Why LENS Neurofeedback May Not Deliver Long-Term Change
Neurofeedback LENS therapy has been around since the 1990s, and it does have some research behind it. But it’s worth understanding what you’re actually getting:
- It's passive. Your brain isn't actively learning anything. It's being sent a signal and expected to respond.
- Results are often temporary. Once you stop sessions, the effects can fade because no learning has occurred.
- The research base is limited compared to traditional neurofeedback, which has decades of peer-reviewed studies.
- Some people report subtle improvements, but the improvements tend to be smaller and shorter-lived than with active training.
Think of it this way : LENS is like someone adjusting your posture for you repeatedly. It might feel better while it’s happening, but the moment they stop, you go back to your old position. Traditional neurofeedback is like learning correct posture; once you know how it feels, your body maintains it naturally.
Why We Focus on Traditional Neurofeedback
At Tennessee Neurofeedback, we use traditional neurofeedback because it works. Not because it’s flashy or easy to explain, but because it actually changes how your brain functions long-term.
One key reason is that traditional neurofeedback is completely non-invasive. Nothing is being sent into your brain, no stimulation, no external signals. In contrast, LENS involves applying very low-level signals to the brain, rather than relying purely on training.
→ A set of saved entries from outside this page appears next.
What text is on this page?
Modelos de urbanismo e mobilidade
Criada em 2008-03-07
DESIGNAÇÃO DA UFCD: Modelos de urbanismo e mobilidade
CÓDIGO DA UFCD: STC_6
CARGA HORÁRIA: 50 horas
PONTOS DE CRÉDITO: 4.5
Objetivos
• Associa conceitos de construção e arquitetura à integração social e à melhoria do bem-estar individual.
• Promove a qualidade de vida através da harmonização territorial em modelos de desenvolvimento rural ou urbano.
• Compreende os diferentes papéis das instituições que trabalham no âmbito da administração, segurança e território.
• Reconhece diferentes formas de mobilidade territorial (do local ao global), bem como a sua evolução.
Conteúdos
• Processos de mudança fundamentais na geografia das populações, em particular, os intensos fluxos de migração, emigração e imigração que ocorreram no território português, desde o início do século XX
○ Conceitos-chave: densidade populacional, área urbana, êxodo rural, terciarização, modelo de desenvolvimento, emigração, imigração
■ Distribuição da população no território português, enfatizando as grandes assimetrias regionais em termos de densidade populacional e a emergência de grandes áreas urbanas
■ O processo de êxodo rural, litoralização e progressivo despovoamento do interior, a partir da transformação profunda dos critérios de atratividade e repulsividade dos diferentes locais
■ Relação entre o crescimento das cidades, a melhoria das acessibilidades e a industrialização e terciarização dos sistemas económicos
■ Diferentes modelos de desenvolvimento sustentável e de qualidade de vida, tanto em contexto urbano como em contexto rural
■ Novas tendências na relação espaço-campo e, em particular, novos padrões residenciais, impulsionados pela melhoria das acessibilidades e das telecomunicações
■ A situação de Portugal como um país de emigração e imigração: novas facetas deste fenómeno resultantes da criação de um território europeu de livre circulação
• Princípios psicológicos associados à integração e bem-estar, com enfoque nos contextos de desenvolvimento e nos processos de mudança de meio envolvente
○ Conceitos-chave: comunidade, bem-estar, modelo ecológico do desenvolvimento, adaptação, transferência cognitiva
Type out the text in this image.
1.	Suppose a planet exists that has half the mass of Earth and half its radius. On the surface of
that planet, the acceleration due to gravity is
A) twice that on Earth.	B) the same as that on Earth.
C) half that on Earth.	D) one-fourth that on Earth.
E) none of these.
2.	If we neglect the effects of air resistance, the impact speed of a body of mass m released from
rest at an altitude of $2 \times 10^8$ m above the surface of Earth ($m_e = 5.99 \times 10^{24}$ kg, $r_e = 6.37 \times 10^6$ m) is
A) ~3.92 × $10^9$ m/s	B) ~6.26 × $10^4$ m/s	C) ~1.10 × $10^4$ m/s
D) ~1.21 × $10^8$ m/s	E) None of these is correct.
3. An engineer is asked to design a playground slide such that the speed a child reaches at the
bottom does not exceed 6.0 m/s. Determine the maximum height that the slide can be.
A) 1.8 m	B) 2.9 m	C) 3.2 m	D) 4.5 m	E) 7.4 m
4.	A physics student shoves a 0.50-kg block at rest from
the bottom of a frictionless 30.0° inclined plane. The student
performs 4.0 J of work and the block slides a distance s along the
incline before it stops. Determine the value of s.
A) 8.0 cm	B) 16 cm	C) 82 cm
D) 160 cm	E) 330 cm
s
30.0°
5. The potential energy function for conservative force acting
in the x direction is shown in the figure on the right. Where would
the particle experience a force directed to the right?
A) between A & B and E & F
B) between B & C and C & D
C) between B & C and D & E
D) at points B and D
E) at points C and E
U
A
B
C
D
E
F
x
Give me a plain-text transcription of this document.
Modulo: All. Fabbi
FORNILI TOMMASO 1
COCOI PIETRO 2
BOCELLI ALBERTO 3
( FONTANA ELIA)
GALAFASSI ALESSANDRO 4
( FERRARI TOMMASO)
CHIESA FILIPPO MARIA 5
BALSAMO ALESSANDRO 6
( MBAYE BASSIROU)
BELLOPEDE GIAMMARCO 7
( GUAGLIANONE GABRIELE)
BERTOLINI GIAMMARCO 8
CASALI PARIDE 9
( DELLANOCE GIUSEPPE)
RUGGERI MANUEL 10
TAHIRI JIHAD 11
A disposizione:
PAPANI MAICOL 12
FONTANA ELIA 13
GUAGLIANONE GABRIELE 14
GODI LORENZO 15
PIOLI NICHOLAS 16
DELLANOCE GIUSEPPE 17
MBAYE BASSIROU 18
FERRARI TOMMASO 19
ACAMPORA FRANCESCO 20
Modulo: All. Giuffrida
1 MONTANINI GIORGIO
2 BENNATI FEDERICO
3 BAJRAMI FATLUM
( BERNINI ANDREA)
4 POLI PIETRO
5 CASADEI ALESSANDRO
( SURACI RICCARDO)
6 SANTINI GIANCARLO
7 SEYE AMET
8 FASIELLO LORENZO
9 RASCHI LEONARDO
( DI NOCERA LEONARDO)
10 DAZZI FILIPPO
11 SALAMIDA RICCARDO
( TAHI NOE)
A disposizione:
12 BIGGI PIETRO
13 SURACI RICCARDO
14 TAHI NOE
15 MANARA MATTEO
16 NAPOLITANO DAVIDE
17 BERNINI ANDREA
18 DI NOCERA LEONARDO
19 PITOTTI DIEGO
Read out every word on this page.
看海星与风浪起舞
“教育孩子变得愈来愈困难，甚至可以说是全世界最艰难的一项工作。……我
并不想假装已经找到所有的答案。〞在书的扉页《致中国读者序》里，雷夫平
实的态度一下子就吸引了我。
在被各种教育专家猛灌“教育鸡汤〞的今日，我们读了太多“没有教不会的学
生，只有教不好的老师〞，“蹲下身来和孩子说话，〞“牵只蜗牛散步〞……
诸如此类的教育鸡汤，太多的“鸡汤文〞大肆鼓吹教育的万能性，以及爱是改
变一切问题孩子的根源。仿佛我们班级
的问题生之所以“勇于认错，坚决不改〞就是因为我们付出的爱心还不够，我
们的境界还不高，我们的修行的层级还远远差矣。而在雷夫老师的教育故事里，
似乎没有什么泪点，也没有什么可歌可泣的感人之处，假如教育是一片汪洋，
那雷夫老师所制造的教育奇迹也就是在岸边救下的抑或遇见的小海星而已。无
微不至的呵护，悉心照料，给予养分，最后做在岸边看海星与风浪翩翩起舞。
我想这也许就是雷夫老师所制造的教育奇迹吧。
The brain is capable of remarkable adaptation. But that adaptation requires active participation. Your brain needs to learn what healthier patterns feel like, practice them, and integrate them as a new baseline.
That’s what real neurofeedback training does.
If you’re exploring neurofeedback options, ask yourself: do I want a temporary adjustment, or do I want my brain to actually learn something new? The answer usually points toward traditional neurofeedback.